Reza Indragiri Amriel, Penulis Buku Ajari Ayah, Ya Nak
Kematian Angeline, putri cantik berusia 6 tahun korban pembunuhan di Bali, sangat menyedihkan. Tapi itu "tak terlalu jadi soal" karena semua yang bernyawa niscaya meninggalkan dunia fana. Yang menggerus perasaan adalah bagaimana anak tanpa dosa itu harus menyongsong kematian dengan setimbun penderitaan lahir-batin. Ia disebut-sebut ditelantarkan, juga disakiti, dengan meninggalkan sekian banyak cedera. Itu baru yang tampak di mata. Belum termasuk luka di hati yang sakitnya hanya bisa dirasa dengan hati juga.

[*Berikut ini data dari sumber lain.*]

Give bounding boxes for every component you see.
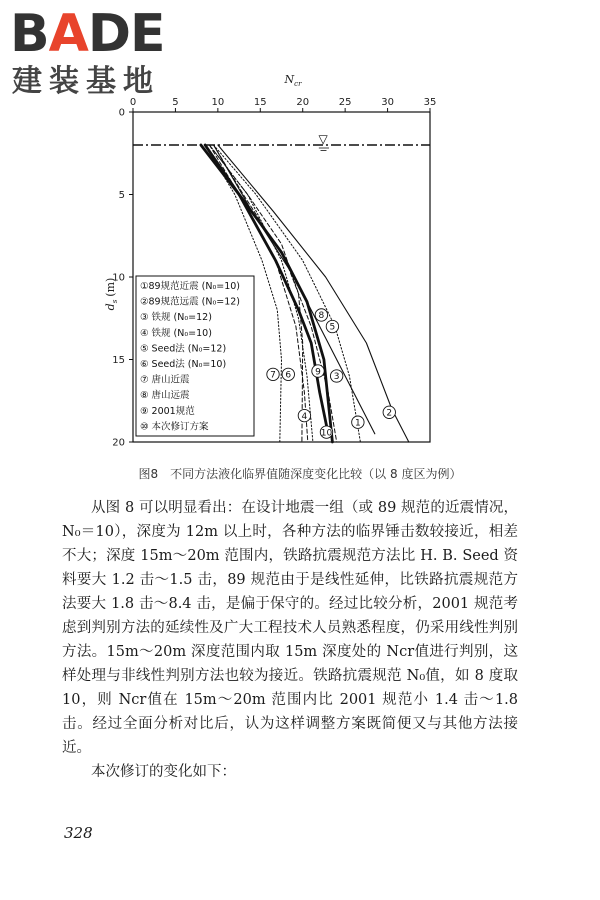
legend-entry-9: ⑨ 2001规范 [140,405,195,417]
y-tick-label: 5 [118,190,125,201]
water-table-icon: ▽ [318,132,328,146]
x-axis-label: $N_{cr}$ [284,73,302,88]
x-tick-label: 20 [296,97,310,108]
paragraph-2: 本次修订的变化如下： [91,764,236,780]
curve-label-5: 5 [329,322,336,333]
curve-label-2: 2 [386,408,393,419]
legend-entry-1: ①89规范近震 (N₀=10) [140,281,241,292]
x-tick-label: 30 [381,97,394,108]
legend-entry-6: ⑥ Seed法 (N₀=10) [140,359,227,370]
curve-label-7: 7 [270,370,276,381]
logo-brand: BADE [10,4,165,64]
curve-label-10: 10 [320,428,333,439]
logo-subtitle: 建装基地 [12,64,160,99]
y-tick-label: 0 [118,107,125,119]
paragraph-1: 从图 8 可以明显看出：在设计地震一组（或 89 规范的近震情况，N₀＝10），深度为 12m 以上时，各种方法的临界锤击数较接近，相差不大；深度 15m～20m 范围内，铁路抗震规范方法比 H. B. Seed 资料要大 1.2 击～1.5 击，89 规范由于是线性延伸，比铁路抗震规范方法要大 1.8 击～8.4 击，是偏于保守的。经过比较分析，2001 规范考虑到判别方法的延续性及广大工程技术人员熟悉程度，仍采用线性判别方法。15m～20m 深度范围内取 15m 深度处的 Ncr值进行判别，这样处理与非线性判别方法也较为接近。铁路抗震规范 N₀值，如 8 度取 10，则 Ncr值在 15m～20m 范围内比 2001 规范小 1.4 击～1.8 击。经过全面分析对比后，认为这样调整方案既简便又与其他方法接近。 [62,500,518,756]
curve-label-4: 4 [301,411,308,422]
x-tick-label: 10 [211,97,225,108]
y-tick-label: 10 [112,272,125,284]
y-tick-label: 20 [112,437,125,449]
figure-caption: 图8 不同方法液化临界值随深度变化比较（以 8 度区为例） [138,467,462,481]
x-tick-label: 5 [172,97,179,108]
y-tick-label: 15 [112,355,125,366]
legend-entry-8: ⑧ 唐山远震 [140,390,190,402]
legend-entry-7: ⑦ 唐山近震 [140,374,190,386]
x-tick-label: 0 [129,97,137,108]
curve-label-9: 9 [315,367,321,378]
curve-label-6: 6 [285,370,292,381]
curve-label-8: 8 [318,311,325,322]
svg-text:ds(m): $d_s(m)$ [104,277,119,311]
legend [136,276,254,436]
curve-label-3: 3 [333,372,340,383]
curve-label-1: 1 [355,418,361,429]
legend-entry-5: ⑤ Seed法 (N₀=12) [140,343,227,355]
page-number: 328 [64,824,93,842]
body-text [62,496,518,784]
x-tick-label: 35 [423,97,437,108]
legend-entry-2: ②89规范远震 (N₀=12) [140,296,241,308]
x-tick-label: 15 [253,97,267,108]
legend-entry-10: ⑩ 本次修订方案 [140,421,209,433]
legend-entry-3: ③ 铁规 (N₀=12) [140,312,212,324]
legend-entry-4: ④ 铁规 (N₀=10) [140,327,212,339]
x-tick-label: 25 [338,97,352,108]
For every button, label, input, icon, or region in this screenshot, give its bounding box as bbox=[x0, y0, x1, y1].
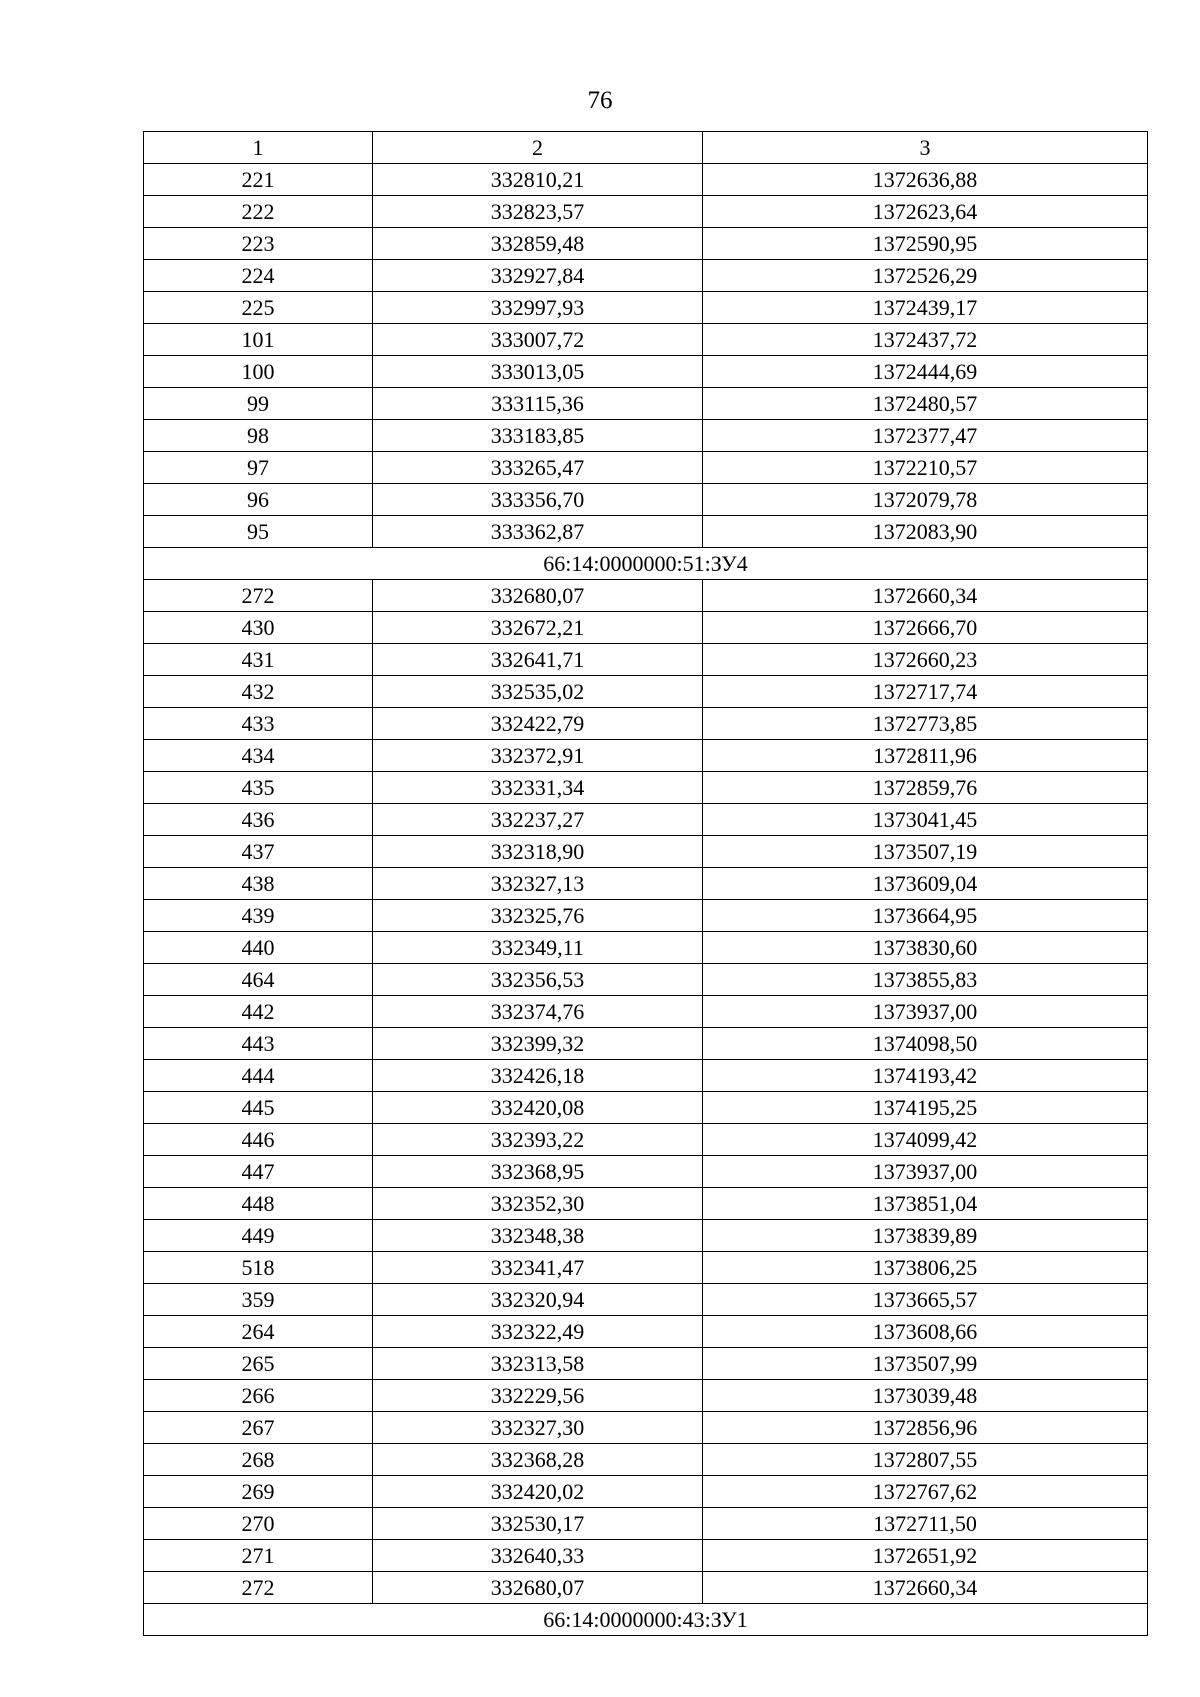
point-number-cell: 446 bbox=[144, 1124, 373, 1156]
x-coordinate-cell: 333115,36 bbox=[373, 388, 703, 420]
table-row bbox=[144, 1412, 1148, 1444]
table-row bbox=[144, 612, 1148, 644]
table-row bbox=[144, 1316, 1148, 1348]
table-row bbox=[144, 1060, 1148, 1092]
y-coordinate-cell: 1372651,92 bbox=[703, 1540, 1148, 1572]
x-coordinate-cell: 332393,22 bbox=[373, 1124, 703, 1156]
point-number-cell: 225 bbox=[144, 292, 373, 324]
point-number-cell: 518 bbox=[144, 1252, 373, 1284]
table-row bbox=[144, 324, 1148, 356]
table-row bbox=[144, 196, 1148, 228]
column-header-3: 3 bbox=[703, 132, 1148, 164]
x-coordinate-cell: 333013,05 bbox=[373, 356, 703, 388]
coordinates-table bbox=[143, 131, 1148, 1636]
point-number-cell: 223 bbox=[144, 228, 373, 260]
table-row bbox=[144, 580, 1148, 612]
x-coordinate-cell: 332426,18 bbox=[373, 1060, 703, 1092]
table-row bbox=[144, 1092, 1148, 1124]
y-coordinate-cell: 1372660,23 bbox=[703, 644, 1148, 676]
point-number-cell: 100 bbox=[144, 356, 373, 388]
table-header bbox=[144, 132, 1148, 164]
y-coordinate-cell: 1372590,95 bbox=[703, 228, 1148, 260]
table-row bbox=[144, 740, 1148, 772]
x-coordinate-cell: 332374,76 bbox=[373, 996, 703, 1028]
point-number-cell: 99 bbox=[144, 388, 373, 420]
table-row bbox=[144, 228, 1148, 260]
table-row bbox=[144, 1444, 1148, 1476]
x-coordinate-cell: 333356,70 bbox=[373, 484, 703, 516]
point-number-cell: 433 bbox=[144, 708, 373, 740]
point-number-cell: 438 bbox=[144, 868, 373, 900]
table-row bbox=[144, 420, 1148, 452]
point-number-cell: 264 bbox=[144, 1316, 373, 1348]
y-coordinate-cell: 1374195,25 bbox=[703, 1092, 1148, 1124]
y-coordinate-cell: 1372526,29 bbox=[703, 260, 1148, 292]
x-coordinate-cell: 332349,11 bbox=[373, 932, 703, 964]
y-coordinate-cell: 1372083,90 bbox=[703, 516, 1148, 548]
y-coordinate-cell: 1373830,60 bbox=[703, 932, 1148, 964]
point-number-cell: 98 bbox=[144, 420, 373, 452]
point-number-cell: 449 bbox=[144, 1220, 373, 1252]
table-row bbox=[144, 1124, 1148, 1156]
point-number-cell: 464 bbox=[144, 964, 373, 996]
column-header-1: 1 bbox=[144, 132, 373, 164]
point-number-cell: 271 bbox=[144, 1540, 373, 1572]
table-row bbox=[144, 1028, 1148, 1060]
table-row bbox=[144, 292, 1148, 324]
point-number-cell: 101 bbox=[144, 324, 373, 356]
table-row bbox=[144, 516, 1148, 548]
point-number-cell: 272 bbox=[144, 580, 373, 612]
x-coordinate-cell: 332810,21 bbox=[373, 164, 703, 196]
table-row bbox=[144, 676, 1148, 708]
y-coordinate-cell: 1373507,19 bbox=[703, 836, 1148, 868]
x-coordinate-cell: 332530,17 bbox=[373, 1508, 703, 1540]
x-coordinate-cell: 332422,79 bbox=[373, 708, 703, 740]
table-row bbox=[144, 804, 1148, 836]
table-row bbox=[144, 836, 1148, 868]
x-coordinate-cell: 332352,30 bbox=[373, 1188, 703, 1220]
point-number-cell: 269 bbox=[144, 1476, 373, 1508]
x-coordinate-cell: 332368,95 bbox=[373, 1156, 703, 1188]
section-label: 66:14:0000000:43:ЗУ1 bbox=[144, 1604, 1148, 1636]
x-coordinate-cell: 332420,02 bbox=[373, 1476, 703, 1508]
x-coordinate-cell: 332997,93 bbox=[373, 292, 703, 324]
y-coordinate-cell: 1372859,76 bbox=[703, 772, 1148, 804]
y-coordinate-cell: 1372773,85 bbox=[703, 708, 1148, 740]
table-row bbox=[144, 900, 1148, 932]
x-coordinate-cell: 333183,85 bbox=[373, 420, 703, 452]
point-number-cell: 222 bbox=[144, 196, 373, 228]
x-coordinate-cell: 332348,38 bbox=[373, 1220, 703, 1252]
point-number-cell: 221 bbox=[144, 164, 373, 196]
y-coordinate-cell: 1372623,64 bbox=[703, 196, 1148, 228]
x-coordinate-cell: 332399,32 bbox=[373, 1028, 703, 1060]
section-label: 66:14:0000000:51:ЗУ4 bbox=[144, 548, 1148, 580]
table-row bbox=[144, 452, 1148, 484]
x-coordinate-cell: 333265,47 bbox=[373, 452, 703, 484]
y-coordinate-cell: 1373937,00 bbox=[703, 996, 1148, 1028]
x-coordinate-cell: 332318,90 bbox=[373, 836, 703, 868]
y-coordinate-cell: 1372811,96 bbox=[703, 740, 1148, 772]
table-row bbox=[144, 772, 1148, 804]
point-number-cell: 435 bbox=[144, 772, 373, 804]
x-coordinate-cell: 332331,34 bbox=[373, 772, 703, 804]
table-row bbox=[144, 1252, 1148, 1284]
y-coordinate-cell: 1374193,42 bbox=[703, 1060, 1148, 1092]
y-coordinate-cell: 1373806,25 bbox=[703, 1252, 1148, 1284]
table-row bbox=[144, 484, 1148, 516]
table-row bbox=[144, 932, 1148, 964]
table-row bbox=[144, 868, 1148, 900]
point-number-cell: 268 bbox=[144, 1444, 373, 1476]
table-row bbox=[144, 1348, 1148, 1380]
point-number-cell: 224 bbox=[144, 260, 373, 292]
y-coordinate-cell: 1372377,47 bbox=[703, 420, 1148, 452]
y-coordinate-cell: 1373851,04 bbox=[703, 1188, 1148, 1220]
point-number-cell: 430 bbox=[144, 612, 373, 644]
x-coordinate-cell: 332823,57 bbox=[373, 196, 703, 228]
point-number-cell: 448 bbox=[144, 1188, 373, 1220]
table-row bbox=[144, 644, 1148, 676]
column-header-2: 2 bbox=[373, 132, 703, 164]
y-coordinate-cell: 1374098,50 bbox=[703, 1028, 1148, 1060]
y-coordinate-cell: 1372437,72 bbox=[703, 324, 1148, 356]
y-coordinate-cell: 1372079,78 bbox=[703, 484, 1148, 516]
point-number-cell: 267 bbox=[144, 1412, 373, 1444]
x-coordinate-cell: 333362,87 bbox=[373, 516, 703, 548]
table-row bbox=[144, 388, 1148, 420]
table-row bbox=[144, 996, 1148, 1028]
x-coordinate-cell: 332420,08 bbox=[373, 1092, 703, 1124]
table-row bbox=[144, 1188, 1148, 1220]
point-number-cell: 440 bbox=[144, 932, 373, 964]
x-coordinate-cell: 332641,71 bbox=[373, 644, 703, 676]
point-number-cell: 97 bbox=[144, 452, 373, 484]
x-coordinate-cell: 332341,47 bbox=[373, 1252, 703, 1284]
x-coordinate-cell: 332313,58 bbox=[373, 1348, 703, 1380]
y-coordinate-cell: 1373664,95 bbox=[703, 900, 1148, 932]
x-coordinate-cell: 332672,21 bbox=[373, 612, 703, 644]
page-number: 76 bbox=[587, 87, 613, 114]
section-row bbox=[144, 548, 1148, 580]
y-coordinate-cell: 1372856,96 bbox=[703, 1412, 1148, 1444]
point-number-cell: 266 bbox=[144, 1380, 373, 1412]
x-coordinate-cell: 332640,33 bbox=[373, 1540, 703, 1572]
point-number-cell: 436 bbox=[144, 804, 373, 836]
point-number-cell: 437 bbox=[144, 836, 373, 868]
table-row bbox=[144, 260, 1148, 292]
table-row bbox=[144, 356, 1148, 388]
y-coordinate-cell: 1373507,99 bbox=[703, 1348, 1148, 1380]
y-coordinate-cell: 1372210,57 bbox=[703, 452, 1148, 484]
x-coordinate-cell: 332322,49 bbox=[373, 1316, 703, 1348]
point-number-cell: 439 bbox=[144, 900, 373, 932]
y-coordinate-cell: 1372636,88 bbox=[703, 164, 1148, 196]
y-coordinate-cell: 1373839,89 bbox=[703, 1220, 1148, 1252]
y-coordinate-cell: 1372807,55 bbox=[703, 1444, 1148, 1476]
y-coordinate-cell: 1372717,74 bbox=[703, 676, 1148, 708]
table-row bbox=[144, 708, 1148, 740]
y-coordinate-cell: 1372444,69 bbox=[703, 356, 1148, 388]
x-coordinate-cell: 332535,02 bbox=[373, 676, 703, 708]
table-row bbox=[144, 964, 1148, 996]
table-body bbox=[144, 164, 1148, 1636]
table-row bbox=[144, 1508, 1148, 1540]
point-number-cell: 445 bbox=[144, 1092, 373, 1124]
x-coordinate-cell: 332368,28 bbox=[373, 1444, 703, 1476]
x-coordinate-cell: 332372,91 bbox=[373, 740, 703, 772]
x-coordinate-cell: 332327,13 bbox=[373, 868, 703, 900]
x-coordinate-cell: 332680,07 bbox=[373, 1572, 703, 1604]
x-coordinate-cell: 332325,76 bbox=[373, 900, 703, 932]
point-number-cell: 431 bbox=[144, 644, 373, 676]
point-number-cell: 444 bbox=[144, 1060, 373, 1092]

Empat orang aku tanyai. Bukan tentang tewasnya Angeline, melainkan ihwal mengapa penderitaan sedemikian sakit harus Tuhan berikan kepada Angeline. Satu orang angkat tangan. Tiga lainnya memberikan berbagai variasi jawaban atas pertanyaanku tadi. Esensinya tetap sama: sebagaimana firman Tuhan bahwa anak bisa menjadi cobaan bagi orang tua. Dan, mengacu itu, wafatnya Angeline pun mengandung unsur ujian bagi kita.
Apa pun itu, tetap sulit dicerna nalar mengapa cobaan bagi kita itu—sekali lagi—dikemas dalam bentuk anak yang terpaksa menggelepar kesakitan, anak yang tidak bisa menikmati masa kanak-kanaknya, serta anak yang kehilangan nyawanya. Si penerima cobaan akan naik derajatnya jika ia berhasil melalui ujian. Kenikmatan adanya. Namun apa manfaatnya bagi Angeline?
Benar, Angeline—sebagai insan tanpa cela—niscaya masuk surga. Tapi betapa "rendahnya" Angeline karena ia seolah dijadikan alat uji yang ditimpa pedih dan perih demi terbangunnya pembeda antara hamba sejati Ilahi dan hamba yang ingkar kepada-Nya. Dan Angeline tidak bisa mengelak dari suratan tangannya itu. Kutepis sejauh-jauhnya bisikan jahat, "Tuhan tidak adil."
Di atas sajadah, kubaca Al-Fatihah untuk Angeline. Itu kali kedua kulakukan—yang pertama adalah pada pagi hari, bertepatan dengan hari ditemukannya jenazah Angeline beberapa jam setelahnya. Kali ini, Fatihatul Kitab juga kutujukan untukku sendiri. Aku perlu melakukan itu. Agar aku tidak tergelincir dari jalan-Nya yang lurus. "Aku ingin jawaban, ya Allah, Zat Yang Maha Suci."
Sekejap itu pula, doa terjawab. Di teras, pucuk daun di pohon tinggi seberang rumah menghidupkan kembali kenangan akan kisah Nabi Khaidir. Sang Nabi, dengan kecerdasan yang tidak tertandingi makhluk lain, hanya membuat Nabi Musa melongo tak habis pikir ketika jiwa bersih seorang bocah dihabisi dengan tangannya sendiri. Jawaban diberikan Nabi Khaidir: futuristik, tetap misteri dalam nalar Nabi Musa. Dan, akibatnya, kepuasan tak juga terbit di ufuk kesadaranku.
Perbincangan via BlackBerry dengan ketiga orang tersebut kuakhiri. Lebih karena enggan mengusik jam sibuk mereka. Sembari menuruni tangga stasiun kereta Palmerah, kututup paksa kegagalanku berempati penuh kepada almarhumah Angeline. Batinku masih menggelepar gelisah, namun akal sehatku kadung menyerah. Pada tali iman, aku berserah. Allahu a'lam.